We used to shop at a store called Restoration Hardware. Contrary to its name, it is not a hardware store in the customary sense of the term. For those of you in the United States, you will remember when it was fun to poke around that store, with its fun little gadgets and toys. Restoration Hardware also had beautiful furniture and lamps. In fact, we still have quite a few lamps we purchased from them. Though most of the couches were too deep for our small frames, we used to drool over their bedroom sets with their gorgeous dressers whose drawers were lined with fragrant cedar. We could see those sets in our bedroom and thought one day we might try to save up for one, pricey as they were.
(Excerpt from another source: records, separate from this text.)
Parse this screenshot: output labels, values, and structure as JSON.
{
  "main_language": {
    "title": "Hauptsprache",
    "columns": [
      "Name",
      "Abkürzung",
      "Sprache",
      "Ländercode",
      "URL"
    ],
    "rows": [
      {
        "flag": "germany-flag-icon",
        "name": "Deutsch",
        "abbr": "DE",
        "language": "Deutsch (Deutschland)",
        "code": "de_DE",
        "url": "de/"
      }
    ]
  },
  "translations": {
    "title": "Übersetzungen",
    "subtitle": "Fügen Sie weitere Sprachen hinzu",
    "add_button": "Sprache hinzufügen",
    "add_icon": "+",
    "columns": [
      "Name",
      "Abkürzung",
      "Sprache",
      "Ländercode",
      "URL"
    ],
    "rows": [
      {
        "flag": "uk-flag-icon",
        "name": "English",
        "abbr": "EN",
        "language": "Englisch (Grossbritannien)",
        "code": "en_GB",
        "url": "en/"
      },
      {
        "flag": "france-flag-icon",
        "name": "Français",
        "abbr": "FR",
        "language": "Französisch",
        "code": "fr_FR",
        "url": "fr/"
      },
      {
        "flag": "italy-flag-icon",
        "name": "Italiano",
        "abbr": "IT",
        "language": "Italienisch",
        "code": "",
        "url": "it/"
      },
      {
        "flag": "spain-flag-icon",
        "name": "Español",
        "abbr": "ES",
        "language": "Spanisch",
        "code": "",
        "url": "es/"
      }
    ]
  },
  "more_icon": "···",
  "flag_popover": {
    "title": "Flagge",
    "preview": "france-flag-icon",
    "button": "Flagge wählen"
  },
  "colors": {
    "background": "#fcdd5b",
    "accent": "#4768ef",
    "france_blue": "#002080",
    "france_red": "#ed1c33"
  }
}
Then last year or the year before, Restoration Hardware made a drastic change in their merchandise. Gone were those cute little gadgets and toys, except during Christmas. The furniture no longer was something we envisioned in our home. The pieces were massive and seemed more appropriate for a scene in Indiana Jones or a stop on the Orient Express. The bright and cheery interior had been whisked away, and something dark and cave-like had replaced it. We stopped going there, and other people we talked to who used to frequent that store stopped going as well, for the same reasons. A few months ago, the only Restoration Hardware store in south Hampton Roads closed.
Friday, when I went to get the mail, I found two Restoration Hardware catalogues crammed into our mailbox.
They were huge and slick. How many trees, we wondered, had been destroyed in the making? As costly and as impressive as those catalogues are, they would never induce me to even visit Restoration again. If anything, they remind me of why I stopped going in the first place. They no longer sell anything I would ever want to buy or could afford. They stopped catering to the ordinary middle class customer.
On the other hand, I went to Stein Mart Saturday and bought a pair of pantyhose and a leather travel case for my medications.
When I got home and reached into my shopping bag, I found a note from Jay Stein himself, thanking me for shopping in his store.
Big fancy catalogues and massive furniture don’t impress me. It’s the little things that count, like remembering who your customers are. Thank you, Jay Stein.